Нет, не тебя так пылко я люблю,
Не для меня красы твоей блистанье:
Люблю в тебе я прошлое страданье
И молодость погибшую мою .
 
      Шум за столом стих.
 
Когда порой я на тебя смотрю,
В твои глаза вникая долгим взором:
Таинственным я занят разговором,
Но не с тобой я сердцем говорю.
 
      Я остановился.
      – Ну! – резко сказала Люба. – Раз уж начали читать такое, так рвите сердце.
 
Я говорю с подругой юных дней,
В твоих чертах ищу черты другие,
В устах живых уста давно немые,
В глазах огонь угаснувших очей.
 
      Одна из девушек с шумом втянула воздух и всхлипнула.
      – Стихи поэта Лермонтова, – сказал дядя Гриша, настраивая гитару, – лучше петь, чем читать.
      Он взял мягкий аккорд и запел приятным сильным тенором:
 
Выхожу один я на дорогу;
Сквозь туман кремнистый путь блестит...
 
      – Подхватывайте! – приказал он, и гитара снова печально заговорила у него под пальцами. – Все подхватывайте! «Ночь тиха, пустыня внемлет Богу, и звезда с звездою говорит».
      Все тихо спели окончание строфы.
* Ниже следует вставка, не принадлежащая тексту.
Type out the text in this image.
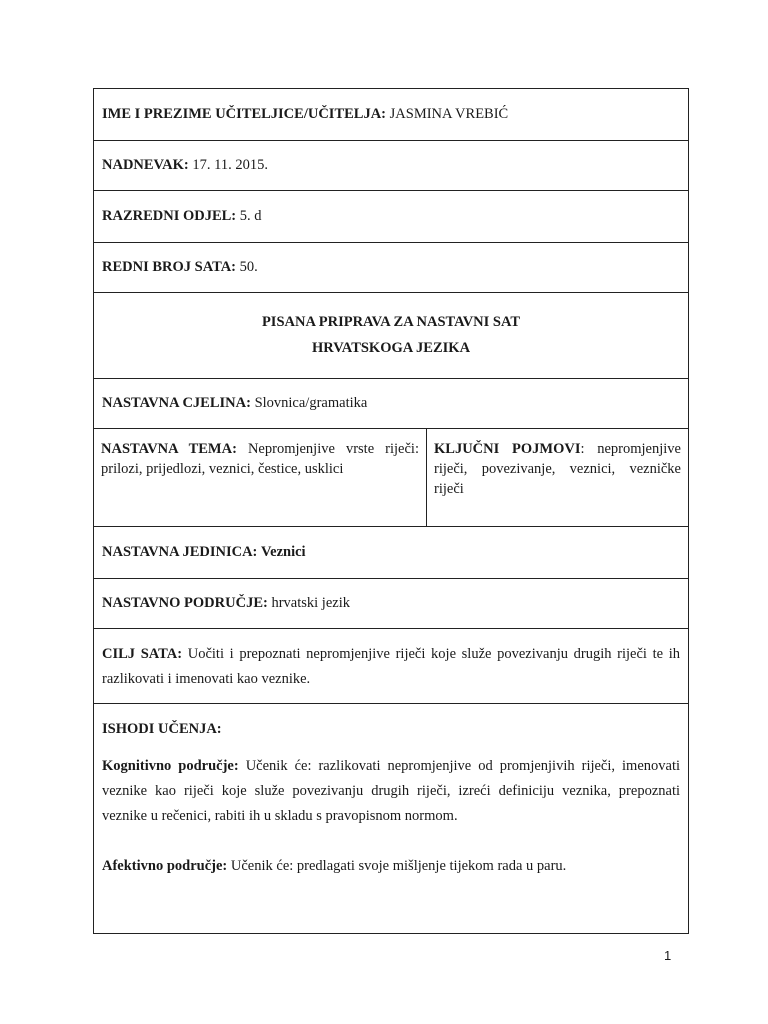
IME I PREZIME UČITELJICE/UČITELJA:
JASMINA VREBIĆ
NADNEVAK:
17. 11. 2015.
RAZREDNI ODJEL:
5. d
REDNI BROJ SATA:
50.
PISANA PRIPRAVA ZA NASTAVNI SAT
HRVATSKOGA JEZIKA
NASTAVNA CJELINA:
Slovnica/gramatika
NASTAVNA TEMA: Nepromjenjive vrste riječi: prilozi, prijedlozi, veznici, čestice, usklici
KLJUČNI POJMOVI: nepromjenjive riječi, povezivanje, veznici, vezničke riječi
NASTAVNA JEDINICA:
Veznici
NASTAVNO PODRUČJE:
hrvatski jezik
CILJ SATA: Uočiti i prepoznati nepromjenjive riječi koje služe povezivanju drugih riječi te ih razlikovati i imenovati kao veznike.
ISHODI UČENJA:
Kognitivno područje: Učenik će: razlikovati nepromjenjive od promjenjivih riječi, imenovati veznike kao riječi koje služe povezivanju drugih riječi, izreći definiciju veznika, prepoznati veznike u rečenici, rabiti ih u skladu s pravopisnom normom.
Afektivno područje: Učenik će: predlagati svoje mišljenje tijekom rada u paru.
1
Люба сидела, облокотившись на стол, опираясь подбородком на сложенные руки, и пела, глядя за окно. Глаза ее сияли. Дядя Гриша играл, подняв голову, и на щеке у него блестела слеза.
      Дверь внезапно отворилась, и в комнату вошел плотный черный человек со сладкими восточными глазами, постоялец из 34-го номера.
      – Любочка-цыпочка, – вкрадчиво сказал он. – Я до вас. Выйдемте на некоторое время. Мне страх как надо с вами поговорить.
      – Поговорить? – спросила Люба и обернулась. – Тебе надо со мной поговорить? В твоем номере?
      – А хотя бы и так. Номерок подходящий.
      Люба встала.
      – Сам знаешь, какой у меня день. Так и то лезешь, потерпеть не можешь, подлюга! Вон отсюда!
      – Любка! – взвизгнула Муся, но было уже поздно.
      Люба схватила бутылку с рябиновкой и изо всей силы швырнула ее в черного человека.
      Бутылка ударила его по голове и разбилась. Он схватился за лицо руками, размазал по толстым щекам кровь, смешанную с рябиновкой, попятился в коридор, споткнулся о порог и молча рухнул навзничь.
      – Убью! – дико закричала Люба. – Всех поубиваю, как бешеных котов. Всех! Не трогайте меня! Не лезьте! В Сибирь пойду, на каторгу, а с вами, с гадами, рассчитаюсь!
      Она упала на стул и положила голову на стол.
      – Девушки! – сказала она с тихой тоской. – Подружки мои дорогие! Неужто даже отмыться нам не дадут! Девушки! – закричала она и затряслась. – Я будто светлый сон видела... Спасибо тебе, дядя Гриша, спасибо, родненький мой. Спасибо вам всем.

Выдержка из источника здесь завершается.